Dari kajian di atas timbul pertanyyan: apakah yang membedakan pendekatan Supervisi pengembangan seperti yang dijelaskan oleh ketiga pendekatan yang telah dikemukakan di atas? Klarifikasi yang dikemukakan oleh Olivia (1984:514) berikut ini, menjelaskan hal tersebut. Carl D. Glickman has introduced a collaborative orientation between directive and nondirective behavior Glickaman desrribed a supervisory continuum from directive to collaborative to nondirective be orientation for each of thes dominant behavior Glickman outlined a pattern of behaviors, as follows.

Directive                                          Collaborative                              Nondirective
Orientation                                       Orientation                                 Orientation
Clarifying                                         Listening                                    Listening
Presenting                                        Clarifying                                   Clarifying
Demonstrating                                 Presentating                               Encourating
Directing                                          Problem Solving                         Presentating
Standardizing                                   Negotiating                                Negotiating
Reinforcing                                      Supervisor Initiated                   Teacher Initiated

Dengan demikian, pendekatan Supervisi pengembangan tidak melihat masing-masing pendekatan (Ditektif, kolaboratif, dan non direktif sebagai pendekatan yang berdiri atau terpilah-pilah, melainkan pendekatan ini merupakan suatu kebulatan yang berada dalam suatu kontinum). Jadi proses supervisinya berkembang dari direktif ke kolaboratif, sehingga mencapai tingkat non direktif. Sebagaimana dampak perkembangan dari perolehan belajar guru, (Rossiconne, 1985 : 16) merumuskan sebagai berikut “Development supervision in the process of supervisory behavior that is manifested in recognizing individual teacher’s needs, acknowledging and accepting the existence of varied rates of forofessional growth, and consequently, Matching types of supervisory behavior to these need and stages of professional growth”.

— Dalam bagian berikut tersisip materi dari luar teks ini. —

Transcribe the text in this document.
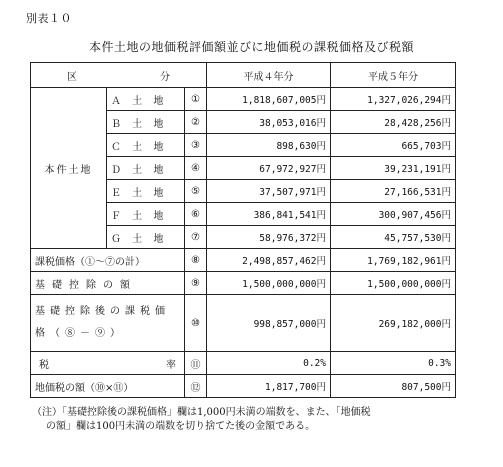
別表１０
本件土地の地価税評価額並びに地価税の課税価格及び税額
区 分			平成４年分	平成５年分
本件土地	Ａ 土 地	①	1,818,607,005円	1,327,026,294円
	Ｂ 土 地	②	38,053,016円	28,428,256円
	Ｃ 土 地	③	898,630円	665,703円
	Ｄ 土 地	④	67,972,927円	39,231,191円
	Ｅ 土 地	⑤	37,507,971円	27,166,531円
	Ｆ 土 地	⑥	386,841,541円	300,907,456円
	Ｇ 土 地	⑦	58,976,372円	45,757,530円
課税価格（①～⑦の計）		⑧	2,498,857,462円	1,769,182,961円
基礎控除の額		⑨	1,500,000,000円	1,500,000,000円
基礎控除後の課税価格（⑧－⑨）		⑩	998,857,000円	269,182,000円
税 率		⑪	0.2%	0.3%
地価税の額（⑩×⑪）		⑫	1,817,700円	807,500円
（注）「基礎控除後の課税価格」欄は1,000円未満の端数を、また、「地価税
の額」欄は100円未満の端数を切り捨てた後の金額である。
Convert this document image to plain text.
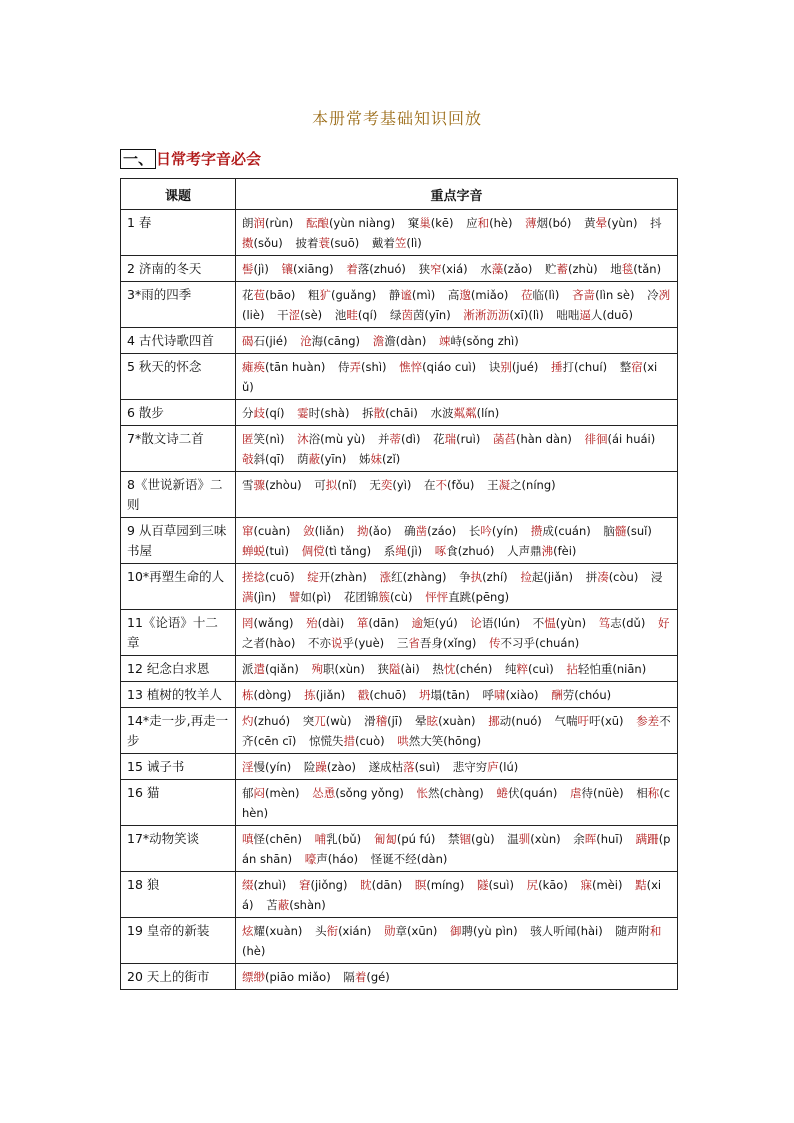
本册常考基础知识回放
一、 日常考字音必会
课题	重点字音
1 春	朗润(rùn) 酝酿(yùn niàng) 窠巢(kē) 应和(hè) 薄烟(bó) 黄晕(yùn) 抖擞(sǒu) 披着蓑(suō) 戴着笠(lì)
2 济南的冬天	髻(jì) 镶(xiāng) 着落(zhuó) 狭窄(xiá) 水藻(zǎo) 贮蓄(zhù) 地毯(tǎn)
3*雨的四季	花苞(bāo) 粗犷(guǎng) 静谧(mì) 高邈(miǎo) 莅临(lì) 吝啬(lìn sè) 冷冽(liè) 干涩(sè) 池畦(qí) 绿茵茵(yīn) 淅淅沥沥(xī)(lì) 咄咄逼人(duō)
4 古代诗歌四首	碣石(jié) 沧海(cāng) 澹澹(dàn) 竦峙(sǒng zhì)
5 秋天的怀念	瘫痪(tān huàn) 侍弄(shì) 憔悴(qiáo cuì) 诀别(jué) 捶打(chuí) 整宿(xiǔ)
6 散步	分歧(qí) 霎时(shà) 拆散(chāi) 水波粼粼(lín)
7*散文诗二首	匿笑(nì) 沐浴(mù yù) 并蒂(dì) 花瑞(ruì) 菡萏(hàn dàn) 徘徊(ái huái) 攲斜(qī) 荫蔽(yīn) 姊妹(zǐ)
8《世说新语》二则	雪骤(zhòu) 可拟(nǐ) 无奕(yì) 在不(fǒu) 王凝之(níng)
9 从百草园到三味书屋	窜(cuàn) 敛(liǎn) 拗(ǎo) 确凿(záo) 长吟(yín) 攒成(cuán) 脑髓(suǐ) 蝉蜕(tuì) 倜傥(tì tǎng) 系绳(jì) 啄食(zhuó) 人声鼎沸(fèi)
10*再塑生命的人	搓捻(cuō) 绽开(zhàn) 涨红(zhàng) 争执(zhí) 捡起(jiǎn) 拼凑(còu) 浸满(jìn) 譬如(pì) 花团锦簇(cù) 怦怦直跳(pēng)
11《论语》十二章	罔(wǎng) 殆(dài) 箪(dān) 逾矩(yú) 论语(lún) 不愠(yùn) 笃志(dǔ) 好之者(hào) 不亦说乎(yuè) 三省吾身(xǐng) 传不习乎(chuán)
12 纪念白求恩	派遣(qiǎn) 殉职(xùn) 狭隘(ài) 热忱(chén) 纯粹(cuì) 拈轻怕重(niān)
13 植树的牧羊人	栋(dòng) 拣(jiǎn) 戳(chuō) 坍塌(tān) 呼啸(xiào) 酬劳(chóu)
14*走一步,再走一步	灼(zhuó) 突兀(wù) 滑稽(jī) 晕眩(xuàn) 挪动(nuó) 气喘吁吁(xū) 参差不齐(cēn cī) 惊慌失措(cuò) 哄然大笑(hōng)
15 诫子书	淫慢(yín) 险躁(zào) 遂成枯落(suì) 悲守穷庐(lú)
16 猫	郁闷(mèn) 怂恿(sǒng yǒng) 怅然(chàng) 蜷伏(quán) 虐待(nüè) 相称(chèn)
17*动物笑谈	嗔怪(chēn) 哺乳(bǔ) 匍匐(pú fú) 禁锢(gù) 温驯(xùn) 余晖(huī) 蹒跚(pán shān) 嚎声(háo) 怪诞不经(dàn)
18 狼	缀(zhuì) 窘(jiǒng) 眈(dān) 瞑(míng) 隧(suì) 尻(kāo) 寐(mèi) 黠(xiá) 苫蔽(shàn)
19 皇帝的新装	炫耀(xuàn) 头衔(xián) 勋章(xūn) 御聘(yù pìn) 骇人听闻(hài) 随声附和(hè)
20 天上的街市	缥缈(piāo miǎo) 隔着(gé)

Penelitian yang dilakukan oleh Glickman (1985), menunjukkan bahwa pengalaman mengajar guru memiliki peranan penting dalam menetapkan pilihan pendekatan Supervisi. Para guru yang memotivasi dan keterampilannya rendah menilai kecenderungan untuk disupervisi dengan pendekatan direktif. Mereka yang telah berhasil mengembangkan kompetensi dan motivasinya cenderung lebih menyukai pendekatan kolaboratif. Selanjutnya para guru yang telah memiliki latar belakang pengalaman luas dan kompetensi serta motivasinya tinggi, maupun bekerja sama atau bekerja sendiri, dan mampu menemukan cara mendorong siswa belajar mendiri. Pendekatan yang sesuai bagi para guru yang tersebut terakhir ini adalah pendekatan non direktif.